Borealis with new contract for ethane

Borealis with new contract…
Borealis announced a new long term agreement to source ethane from Norwegian Statoil for its flexible steam cracker in Stenungsund, Sweden. This contract will continue to provide Borealis with an attractive source of feedstock for its petrochemical complex in Stenungsund.

Borealis and Statoil have renewed the contract for the supply of ethane from Statoil’s gas plant at Kårstø, Norway, which will secure a significant volume of ethane to Borealis' cracker in Stenungsund for the coming years. The ethane supply has been agreed at competitive terms for both parties, taking into account the global change of the ethane market due to the availability of US shale gas. The new contract will start in October 2015 and last for a period of 7 years.

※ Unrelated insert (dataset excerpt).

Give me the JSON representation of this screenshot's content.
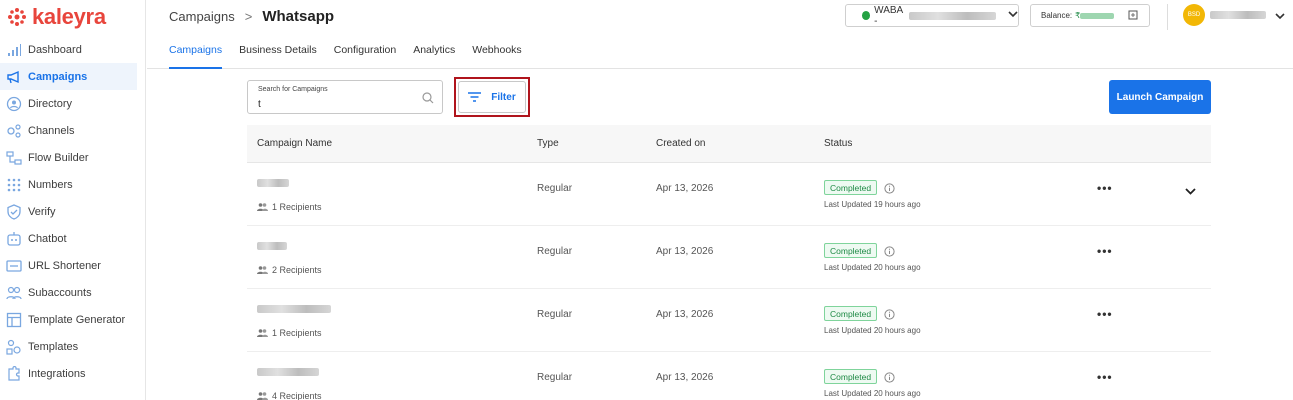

"The renewal of the ethane supply contract with Statoil shows the value of our long term partnership," explains Mark Garrett, Borealis Chief Executive. "This new contract will secure that our Stenungsund petrochemical complex will stay ahead of the curve in an increasingly competitive environment for the European industry."

Borealis' cracker in Stenungsund is one of the most feedstock flexible crackers in Europe. Apart from ethane it can also crack naphtha, propane and butane. Stenungsund has significant liquefied petroleum gas (LPG) storage capacity, allowing the company to source LPG from various sources with vessel sizes up to very large gas carriers.

"The new ethane deal will secure the continuous supply of competitively priced ethane to the Stenungsund cracker," says Markku Korvenranta, Borealis Executive Vice President Base Chemicals. "The short sailing time between Statoil's Kårstø gas extraction plant and Stenungsund has enabled us to operate the supply chain without major issues for the last 14 years to the benefit of both parties."

"Statoil is pleased to enter into a long-term ethane agreement with Borealis. This extends a productive relationship that has existed from the 90's when Statoil had an ownership stake in Borealis and with the start of ethane deliveries from Kårstø in 2000," comments Tor Martin Anfinnsen, Statoil's Senior Vice President for the Crude Liquids and Products Business Unit. "This agreement favourably positions Norwegian ethane and the Kårstø location competitively in a future market place where ethane feedstock import from the US has become available to European based petrochemical plants."

Borealis' olefins portfolio in Europe is built around integrated crackers and derivative complexes: Porvoo (Finland), Stenungsund (Sweden), Kallo (Belgium), Schwechat (Austria) and Burghausen (Germany).